Prior to modern eras, butter churned by the dairymaids and kitchen staff was pressed into wooden moulds, or molds, and cooled in special larders until firm. Simple box-type butter molds, such as the one to the right, were filled with the butter and then pressed with the plunger into a tight, perfect shape. The carved designs inside the mold or on the lid presented a pretty picture when the hardened butter was released from the mold and served on a fancy silver platter.
Butter-moulds, or wooden stamps for moulding fresh butter, are much used, and are made in a variety of forms and shapes. In using them, let them be kept scrupulously clean, and before the butter is pressed in, the interior should be well wetted with cold water; the butter must then be pressed in, the mould opened, and the perfect shape taken out. The butter may be then dished, and garnished with a wreath of parsley, if for a cheese course; if for breakfast, put it into an ornamental butter-dish, with a little water at the bottom, should the weather be very warm.
~Isabella Beeton, Book of Household Management, 1861
Wealthy, upper-class Europeans and Americans impressed their guests with elaborate table settings, including butter sculpted into a bas-relief or decorative shape (two examples below). Designs varied widely, were handmade by skilled artisans, and extremely intricate. Butter molds and butter stamps were always made of wood for a reason. Before adding the butter, the wood would be soaked with cold water until thoroughly saturated. After hours chilling, the wood would dry, the butter then able to slide out easily. Other butter molds, like the one in the middle of the top row above, had screws and hinges to aid in removing the molded butter.

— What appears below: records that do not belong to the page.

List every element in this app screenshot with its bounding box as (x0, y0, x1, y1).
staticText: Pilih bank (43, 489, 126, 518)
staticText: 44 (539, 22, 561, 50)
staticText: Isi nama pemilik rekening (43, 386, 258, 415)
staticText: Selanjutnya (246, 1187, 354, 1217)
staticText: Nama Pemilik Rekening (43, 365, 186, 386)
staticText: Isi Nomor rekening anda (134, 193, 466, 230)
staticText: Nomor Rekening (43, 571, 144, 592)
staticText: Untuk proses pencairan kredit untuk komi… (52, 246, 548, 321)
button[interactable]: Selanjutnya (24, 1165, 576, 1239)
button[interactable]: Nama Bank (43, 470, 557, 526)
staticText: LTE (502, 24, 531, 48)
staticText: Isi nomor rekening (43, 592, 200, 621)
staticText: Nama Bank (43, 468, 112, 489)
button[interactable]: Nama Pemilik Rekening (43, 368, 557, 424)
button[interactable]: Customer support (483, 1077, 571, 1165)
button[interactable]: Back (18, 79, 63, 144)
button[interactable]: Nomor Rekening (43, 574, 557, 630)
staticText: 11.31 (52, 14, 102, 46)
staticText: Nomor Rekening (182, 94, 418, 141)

Sorry to have sent this twice, the link did show after all.
Hi Sharon,
You have some beautiful butter moulds. We live in France and have found an unusual one and I would like to know if you have ever seen one like it before. I can’t seem to send you a link to one that I have found on the internet, but the seller says that it is Italian and from the Alps. If you search Cylindrical butter mold Italian, you will see it. I would love to know how it is used.
Thank you.
All the best, Caroline
Hi Sharon, We live in France and there are some wonderful butter molds here. We found one that is quite unusual, and I can only find one reference when searching a photo if it with Google lens: https://www.proantic.com/en/1391724-cylindrical-butter-mold-richly-engraved-italian-alps.html
Ours looks very like the one shown on this site.
Do you have any idea how it might have been used?
Thank you for your time.
All the best,
Caroline
Is there a name for the Scandinavian hinged butter molds that formed the butter into the shape of a house?
Had no idea there were ever butter molds! They are very decorative and would be nice to display.
This was a new one for me too, when I stumbled across them. So many odd devices from the past that we no longer need. I love it!
As a child a local shop used to sell loose butter to order, they used ridged butter pats to shape it. As a teenager at school I had a Saturday and holiday job at the Swizzels sweet factory and one job I had was cutting and weighing massive blocks of butter for the sweets, alas as lon as the weight was right appearance didn’t matter so no fancy moulds for me!
How cool you have that memory. I can’t think of anything like this, other than dim memories of some restaurants that would serve butter slices with a fancy emblem printed on it. I’ve never seen one of these in an antique store, yet… but if I do, I will have to buy one!